The mitotic spindle is a bipolar structure that segregates the chromosomes during mitosis. The main components of the spindle are microtubules: polymers that can grow and shrink at their ends. Microtubule length and spatio-temporal organisation are regulated by proteins that can crosslink microtubules, slide them with respect to each other, and affect their polymerization dynamics.

During anaphase, the spindle elongates to separate the two chromosome masses into the daughter cells. This is driven by the simultaneous sliding and growth of microtubules organised into antiparallel bundles. Since microtubule growth increases overlap length, and sliding decreases it, they have to be coordinated to maintain the microtubule overlap. Importantly, diffusible crosslinkers can slow down microtubule sliding \textit{in vitro}, leading to the formation of stable overlaps that resemble those of the spindle. Two important questions remain unanswered to understand these processes: \mbox{1. How} do diffusible crosslinkers work as brakes against microtubule sliding to form stable overlaps? \mbox{2. How} are microtubule dynamics regulated in cells to maintain overlaps while sliding?
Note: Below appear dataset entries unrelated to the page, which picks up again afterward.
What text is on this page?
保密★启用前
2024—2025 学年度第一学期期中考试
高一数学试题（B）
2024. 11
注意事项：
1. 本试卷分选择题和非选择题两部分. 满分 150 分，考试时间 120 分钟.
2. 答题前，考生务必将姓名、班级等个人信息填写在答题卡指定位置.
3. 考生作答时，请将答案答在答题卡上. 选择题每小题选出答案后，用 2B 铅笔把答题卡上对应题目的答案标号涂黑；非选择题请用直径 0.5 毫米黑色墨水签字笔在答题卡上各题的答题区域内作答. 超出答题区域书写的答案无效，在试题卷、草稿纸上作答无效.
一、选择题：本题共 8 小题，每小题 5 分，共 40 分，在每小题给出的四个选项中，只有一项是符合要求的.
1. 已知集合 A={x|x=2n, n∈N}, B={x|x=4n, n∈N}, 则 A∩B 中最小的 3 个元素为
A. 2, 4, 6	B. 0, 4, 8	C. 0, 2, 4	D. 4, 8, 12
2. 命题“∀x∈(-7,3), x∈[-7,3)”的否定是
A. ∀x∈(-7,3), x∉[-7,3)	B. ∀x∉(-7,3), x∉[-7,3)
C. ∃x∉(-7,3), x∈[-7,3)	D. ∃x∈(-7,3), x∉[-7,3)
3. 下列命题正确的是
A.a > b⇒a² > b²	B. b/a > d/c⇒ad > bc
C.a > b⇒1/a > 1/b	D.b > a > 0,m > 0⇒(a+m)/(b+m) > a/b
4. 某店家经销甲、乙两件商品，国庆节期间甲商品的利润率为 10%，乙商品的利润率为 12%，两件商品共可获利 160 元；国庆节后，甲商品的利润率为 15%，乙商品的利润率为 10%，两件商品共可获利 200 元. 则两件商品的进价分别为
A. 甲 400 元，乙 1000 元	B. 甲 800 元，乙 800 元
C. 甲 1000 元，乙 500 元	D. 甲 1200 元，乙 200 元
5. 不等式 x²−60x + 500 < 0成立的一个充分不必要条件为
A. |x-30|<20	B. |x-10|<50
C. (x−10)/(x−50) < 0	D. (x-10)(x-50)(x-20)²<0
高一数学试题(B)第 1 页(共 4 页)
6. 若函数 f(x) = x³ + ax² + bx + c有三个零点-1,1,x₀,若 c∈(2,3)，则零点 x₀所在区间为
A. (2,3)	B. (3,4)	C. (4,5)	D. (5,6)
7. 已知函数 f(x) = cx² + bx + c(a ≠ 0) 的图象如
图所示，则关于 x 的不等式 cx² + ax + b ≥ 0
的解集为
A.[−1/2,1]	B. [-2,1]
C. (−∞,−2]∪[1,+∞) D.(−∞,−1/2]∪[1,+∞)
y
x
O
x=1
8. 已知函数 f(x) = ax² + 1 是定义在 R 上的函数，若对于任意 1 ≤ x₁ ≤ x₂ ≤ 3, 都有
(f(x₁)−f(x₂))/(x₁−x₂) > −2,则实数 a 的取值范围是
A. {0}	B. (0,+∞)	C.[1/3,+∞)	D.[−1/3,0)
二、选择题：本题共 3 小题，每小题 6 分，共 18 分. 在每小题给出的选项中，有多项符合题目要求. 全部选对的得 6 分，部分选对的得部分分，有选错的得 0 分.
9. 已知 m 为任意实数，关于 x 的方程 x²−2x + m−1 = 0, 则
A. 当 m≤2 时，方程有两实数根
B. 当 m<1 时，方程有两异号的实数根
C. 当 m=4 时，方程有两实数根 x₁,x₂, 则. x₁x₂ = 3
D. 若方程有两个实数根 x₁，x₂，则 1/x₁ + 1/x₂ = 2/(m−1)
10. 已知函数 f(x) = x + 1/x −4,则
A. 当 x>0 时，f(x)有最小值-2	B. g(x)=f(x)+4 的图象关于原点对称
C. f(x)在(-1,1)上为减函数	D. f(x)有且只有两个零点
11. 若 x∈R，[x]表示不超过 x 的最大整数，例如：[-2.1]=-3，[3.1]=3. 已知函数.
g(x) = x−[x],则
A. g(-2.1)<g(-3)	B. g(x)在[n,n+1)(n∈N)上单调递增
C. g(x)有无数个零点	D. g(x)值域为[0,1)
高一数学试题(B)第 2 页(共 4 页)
In the first part of this thesis, we produced a continuous theory that explains how diffusible crosslinkers affect sliding by molecular motors and produce stable overlaps. We verified the validity of this approach by comparing the theory with computer simulations containing individual motors, crosslinkers and microtubules. Our findings suggest that braking by diffusible crosslinkers results from the drag associated to their diffusive tails, as previously proposed. However, we find that occupancy of binding sites in the microtubule lattice plays an important role in this process. In addition, we propose a mechanism by which diffusible crosslinkers can coordinate sliding and microtubule growth. Finally, we apply this theory to an \textit{in vitro} setup containing dynamic microtubules, diffusive crosslinkers and molecular motors. Such system can self organise into bundles that resemble anaphase spindles. Our theory can explain why a complex of motor and diffusive crosslinker can produce sliding, and drive the system to a state in which all the lattice sites are occupied by crosslinkers. It predicts that in overlaps which are kept at very high crosslinker density by the action of motors, crosslinker unbinding drives the sliding of microtubules at a much slower speed than motor sliding, and this prediction is matched by the experimental data.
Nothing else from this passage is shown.